Societies more known for valuing their elders, as is the case in many East Asian countries such as Singapore, South Korea, China, and Japan, have fared much better than the U.S. throughout the pandemic, with fewer cases and deaths from COVID and some of the highest COVID vaccination rates. In the U.S., we value individualism, self-reliance, and productivity. We derive our status and identity from our work. When people stop working and become dependent and unproductive, they can be seen as disposable. The tension in this kind of thinking is obvious. The American population is graying, with 16 percent of Americans now age 65 or older. The burden of caring for our elders weighs more heavily than ever before. Parents find themselves spread thin between caring for their children and for their own aging parents. Caregiving has traditionally fallen to women, which means that it’s often unpaid, unsupported, and unvalued. And with elders living longer, their needs are only becoming more complicated.
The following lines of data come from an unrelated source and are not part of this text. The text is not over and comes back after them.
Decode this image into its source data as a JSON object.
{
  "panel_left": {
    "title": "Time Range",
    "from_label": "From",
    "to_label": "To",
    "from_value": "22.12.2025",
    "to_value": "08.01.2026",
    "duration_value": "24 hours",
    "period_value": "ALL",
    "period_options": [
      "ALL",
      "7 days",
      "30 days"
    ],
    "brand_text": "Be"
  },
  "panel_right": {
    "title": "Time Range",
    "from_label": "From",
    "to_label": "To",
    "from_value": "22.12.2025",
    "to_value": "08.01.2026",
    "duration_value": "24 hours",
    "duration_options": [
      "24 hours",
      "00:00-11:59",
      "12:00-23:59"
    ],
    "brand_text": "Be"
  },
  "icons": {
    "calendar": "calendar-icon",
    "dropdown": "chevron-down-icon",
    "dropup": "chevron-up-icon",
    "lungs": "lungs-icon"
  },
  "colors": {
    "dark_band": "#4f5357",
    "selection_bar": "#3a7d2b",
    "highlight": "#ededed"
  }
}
COVID-19 also did not have to teach us that communities of color are at greater risk. It was no surprise to me that the U.S. hit 100,000 deaths from COVID at the same time that George Floyd’s murder was so widely broadcast. Americans have stood by watching as people of color die over and over again during the course of the pandemic. Many have watched at a distance, in the news headlines and in the stats, but not up close. It’s not the people they know, because America is as segregated as it’s been in decades. We are segregated in our housing, in our schools, in our work, and in our health. Black and brown communities are more likely to live in dense, multigenerational homes. Their neighborhoods are underserved by health-care facilities and pharmacies. Many schools serving majority Black or Latino student populations have health and safety problems such as poor indoor ventilation, facilitating transmission of SARS-CoV-2. Essential workers remain excluded from New Deal–era federal laws and do not enjoy adequate health and safety protections on the job, or decent wages.

Earlier this week, the journalist Matthew Walther argued in The Atlantic that many Americans do not care about COVID. This, sadly, is true. But it’s also callous. What it really means is that many Americans don’t care about the people who have died from COVID, and who will keep dying of COVID. To those who do not care, I say: COVID not only is worth fighting, it’s something we have to fight, whether we all want to or not. Even if you don’t care about dying strangers, those deaths—and all the complications that come with rampant disease spread—take a toll on all of us. A total of 7 million Americans are currently unemployed. According to a U.S. Census Bureau survey of American households this fall, almost 4 million Americans said they weren’t working because they were caring for someone or sick themselves with COVID symptoms; almost 2.5 million, because they were concerned about getting or spreading SARS-CoV-2; about 4.5 million, because they’d been laid off or furloughed due to the pandemic; and more than 3.2 million, because their employer had closed temporarily or permanently due to the pandemic.

Employers are anxious to get people back to work and back in the office. But any argument that everyone merely should throw up their arms and learn to live with COVID as we continue down our path toward endemicity dismisses very real fears. People will resume their lives when they feel safe. Right now, more than 1,000 Americans are dying from COVID per day, and as people gather for the holidays and the Omicron variant spreads, those numbers will trend up in the coming weeks. To communities where people are dying, these are not acceptable losses. They should be scared of dying from COVID, especially when they know their lives aren’t valued.